For daily database backup, incremental method should be used. Incremental backup stores all data that has changed since the last backup. One full backup need to be done first, then subsequent backup runs are the changes made since last backup. The advantage of such backup method is that it takes least time to complete and storage space is less compared to backup types.

However the daily backup is useful for immediate restoration of data, but in case of database crash leading to blank DB, incremental backup system would be very time consuming to put the database information up. A Full backup method should be in place, which will keep a copy of the entire database data. This backup method is time consuming but In case of DB failure, can easily retrieve the full DB using a single tape and in a shorter time frame.

Windows Backup free feature would be used to perform the Daily and incremental Tape Backup. The screenshot below provides an overview of the windows Backup interface:

The above methods refer to data backup. System Infrastructure backup is also a key factor of disaster recovery. E.g. if servers are completely destroyed in disaster, restoring. Therefore it would be appropriate to have a system backup. Nowadays technologies exist which provide Bare Metal backup option, which has the capability of restoring a full system as it was previously despite the servers and models are different or completely of new model in a shorter time interval. Previously this was not the ,Engineers had to implement operating system, reconfigure applications and then restore data ,which is complex and time consuming.

To implement a bare metal backup system, a data storage device and solution is required. An external SATA Hard Disk using USB 3.0 (for fast transfer of data) with hardware encryption and shock feature would be required to store the full system image of the Servers. The solution for Bare Metal backup would be Symantec System Recovery v10.0 (BESR).This software provides the features of performing a bare metal backup. It creates entire backup of the server using image format. Normal full system imaging of server requires huge space capacity; this software has the ability to compress the image to shorter size and transferred to the external hard disk in an encrypted format.

When full system restoration is required the image of the server can be recovered on either same server or any different model of server with similar hardware capacity. The Server is booted on CD mode, using Symantec BESR recovery disk, the external hard disk is connected and the image is selected for restoration. The restoration process is shorter compared and the server is backup to its initial status after successful restoration.

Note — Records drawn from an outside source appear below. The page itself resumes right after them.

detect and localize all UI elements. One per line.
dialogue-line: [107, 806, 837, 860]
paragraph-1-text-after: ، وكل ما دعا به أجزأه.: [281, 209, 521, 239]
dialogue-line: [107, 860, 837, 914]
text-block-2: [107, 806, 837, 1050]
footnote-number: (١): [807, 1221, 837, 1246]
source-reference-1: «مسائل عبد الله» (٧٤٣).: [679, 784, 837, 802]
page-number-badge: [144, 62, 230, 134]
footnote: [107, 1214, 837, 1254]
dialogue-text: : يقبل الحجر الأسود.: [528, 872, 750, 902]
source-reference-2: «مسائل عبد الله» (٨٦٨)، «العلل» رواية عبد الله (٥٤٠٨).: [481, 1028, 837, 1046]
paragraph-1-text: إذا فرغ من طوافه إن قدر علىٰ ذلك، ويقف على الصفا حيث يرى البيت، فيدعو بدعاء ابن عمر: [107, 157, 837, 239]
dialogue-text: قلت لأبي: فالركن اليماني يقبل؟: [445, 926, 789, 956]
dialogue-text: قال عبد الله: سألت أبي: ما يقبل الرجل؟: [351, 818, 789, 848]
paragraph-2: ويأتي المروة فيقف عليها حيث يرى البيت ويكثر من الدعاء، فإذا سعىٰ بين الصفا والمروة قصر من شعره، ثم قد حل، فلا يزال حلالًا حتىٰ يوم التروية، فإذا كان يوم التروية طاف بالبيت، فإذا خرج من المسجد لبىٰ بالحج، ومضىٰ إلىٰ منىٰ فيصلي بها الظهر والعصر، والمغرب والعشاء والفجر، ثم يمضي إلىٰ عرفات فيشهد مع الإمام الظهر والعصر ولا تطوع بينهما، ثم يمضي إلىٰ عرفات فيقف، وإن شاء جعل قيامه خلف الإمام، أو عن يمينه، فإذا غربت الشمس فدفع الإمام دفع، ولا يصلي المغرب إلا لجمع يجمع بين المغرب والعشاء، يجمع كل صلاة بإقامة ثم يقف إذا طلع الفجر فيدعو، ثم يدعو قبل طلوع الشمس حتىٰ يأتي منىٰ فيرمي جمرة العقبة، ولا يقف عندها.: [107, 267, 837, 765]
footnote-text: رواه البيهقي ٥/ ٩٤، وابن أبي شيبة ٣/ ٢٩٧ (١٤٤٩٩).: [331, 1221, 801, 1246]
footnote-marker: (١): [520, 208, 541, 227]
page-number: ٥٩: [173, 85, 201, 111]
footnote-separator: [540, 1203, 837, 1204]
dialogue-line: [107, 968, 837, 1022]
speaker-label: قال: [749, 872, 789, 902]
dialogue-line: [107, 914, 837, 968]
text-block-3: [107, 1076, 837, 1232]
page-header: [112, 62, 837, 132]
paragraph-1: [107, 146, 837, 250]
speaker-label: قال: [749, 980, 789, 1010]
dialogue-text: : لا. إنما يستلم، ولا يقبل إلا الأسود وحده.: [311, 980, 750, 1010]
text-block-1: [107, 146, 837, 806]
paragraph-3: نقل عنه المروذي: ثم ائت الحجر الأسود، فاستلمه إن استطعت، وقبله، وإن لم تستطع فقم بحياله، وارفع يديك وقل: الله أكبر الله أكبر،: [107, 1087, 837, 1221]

Backups of Tapes and External Hard drive should be kept offsite, in a different geographic location from the source location. The key reason for applying this concept is to ensure system and data availability in case the source location is completely out of use in the event of disaster. The e-commerce critical and sensitive backups would be recommended to be stored in Bank safe. This is the practical approach being applied by most companies handling sensitive information’s, banks provide the facilities of renting safe space to safeguard backups .And only authorized people are allow to access the data.

Conclusion

The E-commerce Payment Gateway Processor requires a strong and robust infrastructure for successful operation of the system. Therefore it is important to consider the defined sections, aspects and technologies, to ensure the system is working as intended. Obviously implementing a Payment Gateway requires huge capital investment, but we also need to realize that online financial transactions are very critical and risk of breach of security is higher compared to manual financial transactions system.

For better assurance, the Payment Gateway security features should be tested on a regular basis to ensure the security level is strong to confront external threats. E.g. Regular external penetration testing should be done to ensure the Network is secured from outside.

While implementing the E--Commerce Payment Gateway, the Payment Card Industry Data Security standard (PCIDSS) was considered. It is a compliance standard for protecting card holder data. It is managed by the PCI Security standard councils. The Standard enforces an array of technologies and practice to protect cardholder data.